Michelin hat seine Reifenproduktion im Jointventure in Shanghai auf Kurzarbeit umgestellt. Das jedenfalls meldet Dow Jones in seiner neuesten Ausgabe unter Berufung auf chinesische Medien. Die Maßnahme gelte bereits seit mehr als einem Monat und sei auf den „drastischen Rückgang der Verkäufe auf dem chinesischen Fahrzeugmarkt“ zurückzuführen, so die South China Morning Post. Die Produktion werde vermutlich noch einen oder zwei weitere Monate stillstehen, zitiert das Blatt einen nicht genannt werden wollenden leitenden Angestellten der Shanghai Tyre and Rubber, einem staatlichen Reifenhersteller, dem 30 Prozent am Jointventure-Unternehmen Shanghai Michelin Warrior Tyre gehört.

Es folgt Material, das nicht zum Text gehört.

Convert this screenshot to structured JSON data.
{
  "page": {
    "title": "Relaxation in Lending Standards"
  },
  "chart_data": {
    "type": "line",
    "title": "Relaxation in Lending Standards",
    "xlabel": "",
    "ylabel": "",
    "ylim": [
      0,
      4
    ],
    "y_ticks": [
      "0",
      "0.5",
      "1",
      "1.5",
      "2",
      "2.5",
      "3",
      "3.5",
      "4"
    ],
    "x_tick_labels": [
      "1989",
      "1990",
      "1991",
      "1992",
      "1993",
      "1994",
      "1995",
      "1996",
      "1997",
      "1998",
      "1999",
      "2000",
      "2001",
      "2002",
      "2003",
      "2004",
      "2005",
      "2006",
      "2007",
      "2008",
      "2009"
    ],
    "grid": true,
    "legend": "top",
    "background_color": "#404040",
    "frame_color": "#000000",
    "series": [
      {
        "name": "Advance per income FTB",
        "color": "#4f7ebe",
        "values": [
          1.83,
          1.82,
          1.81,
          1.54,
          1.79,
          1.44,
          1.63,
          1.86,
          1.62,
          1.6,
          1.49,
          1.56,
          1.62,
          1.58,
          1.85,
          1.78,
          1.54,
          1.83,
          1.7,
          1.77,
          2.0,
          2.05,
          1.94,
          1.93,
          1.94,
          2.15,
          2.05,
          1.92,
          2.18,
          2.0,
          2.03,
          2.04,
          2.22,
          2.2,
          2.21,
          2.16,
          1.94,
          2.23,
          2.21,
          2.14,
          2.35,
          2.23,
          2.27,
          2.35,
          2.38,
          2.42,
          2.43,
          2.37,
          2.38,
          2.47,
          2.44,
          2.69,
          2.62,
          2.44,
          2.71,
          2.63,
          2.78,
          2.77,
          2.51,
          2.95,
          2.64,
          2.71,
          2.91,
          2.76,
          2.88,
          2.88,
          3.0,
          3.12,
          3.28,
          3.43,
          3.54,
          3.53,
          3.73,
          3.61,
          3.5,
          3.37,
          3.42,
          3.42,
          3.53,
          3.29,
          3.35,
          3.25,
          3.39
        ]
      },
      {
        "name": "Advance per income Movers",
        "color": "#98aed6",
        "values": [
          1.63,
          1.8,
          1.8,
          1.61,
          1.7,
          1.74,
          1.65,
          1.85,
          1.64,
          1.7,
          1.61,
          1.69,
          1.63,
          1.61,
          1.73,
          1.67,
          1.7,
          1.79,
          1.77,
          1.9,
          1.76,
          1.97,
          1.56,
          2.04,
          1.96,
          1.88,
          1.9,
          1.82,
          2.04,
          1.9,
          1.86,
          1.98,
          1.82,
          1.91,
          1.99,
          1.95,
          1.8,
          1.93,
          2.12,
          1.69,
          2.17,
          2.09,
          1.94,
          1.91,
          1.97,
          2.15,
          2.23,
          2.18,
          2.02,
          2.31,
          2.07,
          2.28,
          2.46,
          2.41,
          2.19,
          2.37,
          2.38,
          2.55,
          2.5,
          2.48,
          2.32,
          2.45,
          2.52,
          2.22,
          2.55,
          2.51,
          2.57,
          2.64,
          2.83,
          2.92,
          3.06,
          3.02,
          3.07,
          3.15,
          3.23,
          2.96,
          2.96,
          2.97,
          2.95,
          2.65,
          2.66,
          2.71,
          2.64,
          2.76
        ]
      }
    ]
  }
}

Die Quelle nannte „weitere harte Zeiten“ als Grund für diese Entscheidung. Seit seiner Gründung in 2001 habe das Jointventure-Unternehmen noch keine Gewinne abgeworfen. Ein Michelin-Sprecher aus Clermont-Ferrand hingegen sagte, es handele sich lediglich um eine „Verlangsamung“ der Produktion, da sich der Markt ebenfalls verlangsame. Näher eingehen wollte der Sprecher allerdings nicht auf das Thema. In Shanghai stellt Michelin gemeinsam mit seinem Partner Pkw-Reifen radialer Bauweise der Marke Warrior für den chinesischen Markt her; in der jüngsten Vergangenheit wurden dort die Kapazitäten stark ausgebaut. Darüber hinaus betreibt der französische Reifenhersteller in China ein weiteres Jointventure, in dem Michelin-Reifen produziert werden.